M: Any afternoon he could have just, or any morning, he could have just gone to the airport. I mean, he had the money, he could get a private plane, but there were hundreds of flights every day going out of Hong Kong. He has houses in Kyoto, Taipei, London, Paris, maybe more, I don’t know.

He said, “I’m not leaving.” He told… I mean, many people urged him to leave. I mean, I wouldn’t dare, but many people did. And his reaction to one of them was, “I would rather be hanging dead from a lamp post in Central, a lamp post in central Hong Kong, than to give the communists the satisfaction of saying that I ran away.”

He’s not a guy who runs. He is a tough guy. And I think we need to think about where he came from. He came to Hong Kong as a 12 and a half year old stowaway who escaped famine in China. I mean, he left during the Great Leap Forward when something like 45 million people — think about that — 45 million people were dying from the worst famine in history. A politically induced famine, a famine caused by Mao Zedong and the Chinese Communist Party. 

He left that. What did he find in Hong Kong the first morning he woke up? I mean, he went to his aunt and uncle’s house.

They lived in a shack that was so small, there wasn’t even room for him to sleep on the floor. So they found a factory that would take him in. He slept on the table. He started working at the factory. But that first morning there, he’s described it many times.

He woke up, he smelled the congee, the rice porridge, smelled the warm bread and the food. And this is a guy… in China, he was so happy if he found a field mouse and grilled it. That was a great delicacy for him. So there’s a guy that knew hunger in China, and he found freedom in Hong Kong.

First it was the freedom to eat, and then 15 years later, he’s working in a glove factory. He’s working in a sweatshop as a child laborer, really, a teenager. Not even a teenager; 12 and a half when he came and worked from day one. So he’s got the freedom to make his own money.

Then he finds the freedom to start a business. He becomes one of the most successful… He’s described it as the largest sweater manufacturer in Hong Kong, if not in Asia. And he’s selling to the Limited and JCPenney and Kmart and, you know, big companies. And I’ve talked to people who knew him back in the 70s. Even then, this guy was shaking up the garment industry, got a little bored with that.

Started a fast fashion clothing company so successful that the head of Uniqlo, what became Uniqlo, the huge Japanese fast fashion giant, came down to Hong Kong to learn from Jimmy. He gets bored, a little bored with that. He was actually thinking of going into fast food. When Tiananmen happened, he was so…

Just so overcome with emotion, I think so impressed with what the students were doing that he started selling T-shirts to raise money for the students in Tiananmen. And he didn’t just have a bunch of words on the T-shirts. He put graphic images of some of the student leaders and sent money and tents and other equipment supplies up to Beijing.

And I think he, like so many millions of other people, especially in Hong Kong, was just heartbroken by the massacre that happened in Beijing in 1989. So he says, “Okay, I’m not going to…” He was going to go into fast food.
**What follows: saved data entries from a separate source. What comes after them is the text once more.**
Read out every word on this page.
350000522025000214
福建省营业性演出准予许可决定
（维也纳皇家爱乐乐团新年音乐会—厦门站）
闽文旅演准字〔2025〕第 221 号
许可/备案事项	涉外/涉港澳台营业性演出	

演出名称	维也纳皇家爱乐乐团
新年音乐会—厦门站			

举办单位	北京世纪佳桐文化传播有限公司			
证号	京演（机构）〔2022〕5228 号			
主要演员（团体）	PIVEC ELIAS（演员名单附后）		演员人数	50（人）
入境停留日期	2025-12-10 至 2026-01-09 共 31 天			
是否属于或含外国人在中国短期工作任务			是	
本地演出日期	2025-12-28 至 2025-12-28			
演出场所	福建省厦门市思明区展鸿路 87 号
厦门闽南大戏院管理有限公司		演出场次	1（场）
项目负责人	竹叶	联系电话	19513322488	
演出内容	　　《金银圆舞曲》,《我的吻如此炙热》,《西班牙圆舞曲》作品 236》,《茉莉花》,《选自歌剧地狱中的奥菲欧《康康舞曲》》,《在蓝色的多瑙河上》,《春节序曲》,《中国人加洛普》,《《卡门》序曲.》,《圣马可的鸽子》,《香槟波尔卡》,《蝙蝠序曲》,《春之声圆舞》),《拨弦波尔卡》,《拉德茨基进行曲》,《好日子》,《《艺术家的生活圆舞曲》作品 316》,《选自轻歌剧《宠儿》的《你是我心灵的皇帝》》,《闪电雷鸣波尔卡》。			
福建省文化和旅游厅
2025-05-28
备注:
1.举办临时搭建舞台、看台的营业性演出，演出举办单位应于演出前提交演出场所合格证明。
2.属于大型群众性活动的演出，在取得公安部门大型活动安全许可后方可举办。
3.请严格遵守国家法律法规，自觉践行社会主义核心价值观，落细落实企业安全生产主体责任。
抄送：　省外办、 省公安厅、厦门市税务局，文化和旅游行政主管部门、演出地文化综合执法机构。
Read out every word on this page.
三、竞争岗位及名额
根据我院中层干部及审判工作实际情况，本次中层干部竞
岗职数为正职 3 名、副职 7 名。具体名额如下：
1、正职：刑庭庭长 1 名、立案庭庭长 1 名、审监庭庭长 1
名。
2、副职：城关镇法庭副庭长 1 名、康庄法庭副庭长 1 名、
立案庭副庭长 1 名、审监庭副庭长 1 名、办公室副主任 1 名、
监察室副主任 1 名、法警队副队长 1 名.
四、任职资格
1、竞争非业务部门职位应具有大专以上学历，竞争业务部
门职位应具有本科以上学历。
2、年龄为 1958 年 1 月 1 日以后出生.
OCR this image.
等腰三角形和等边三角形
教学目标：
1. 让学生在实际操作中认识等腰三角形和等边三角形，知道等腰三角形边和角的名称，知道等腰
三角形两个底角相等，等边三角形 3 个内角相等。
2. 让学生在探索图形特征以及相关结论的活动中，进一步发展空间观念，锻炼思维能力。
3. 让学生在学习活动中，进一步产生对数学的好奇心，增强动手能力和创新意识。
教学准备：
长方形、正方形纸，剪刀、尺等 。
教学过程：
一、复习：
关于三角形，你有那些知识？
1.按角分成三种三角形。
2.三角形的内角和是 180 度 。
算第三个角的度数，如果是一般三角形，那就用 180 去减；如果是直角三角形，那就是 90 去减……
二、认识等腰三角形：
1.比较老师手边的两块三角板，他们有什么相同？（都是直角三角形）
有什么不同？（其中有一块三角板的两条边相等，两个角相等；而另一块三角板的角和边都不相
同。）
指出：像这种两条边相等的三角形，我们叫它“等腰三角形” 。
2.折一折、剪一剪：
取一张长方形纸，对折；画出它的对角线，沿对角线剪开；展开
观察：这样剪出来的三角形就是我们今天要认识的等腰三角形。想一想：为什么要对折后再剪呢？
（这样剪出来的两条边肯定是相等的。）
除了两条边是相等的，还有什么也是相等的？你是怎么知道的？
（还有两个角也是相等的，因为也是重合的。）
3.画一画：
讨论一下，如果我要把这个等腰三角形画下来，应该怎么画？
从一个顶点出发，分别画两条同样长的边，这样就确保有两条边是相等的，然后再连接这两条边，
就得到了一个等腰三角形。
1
And he said, “No, I’ll just go into media. I’ll start a magazine. I think that openness is the way to go.” 

And remember, a few months later, the Berlin Wall falls, and then the Soviet communism collapses. And he’s like, “Hey, I’m writing. I’m giving people information, transparency. That’s about choice. It’s freedom to consume media, freedom to know things, freedom to push for more freedom.”

And that’s when he started the newspaper and the magazines, as the Chinese were preparing to take over Hong Kong. He knew what he was doing. He knew the risks he was running. And he could have run away during any of those 30 years. He could have run away, and he didn’t.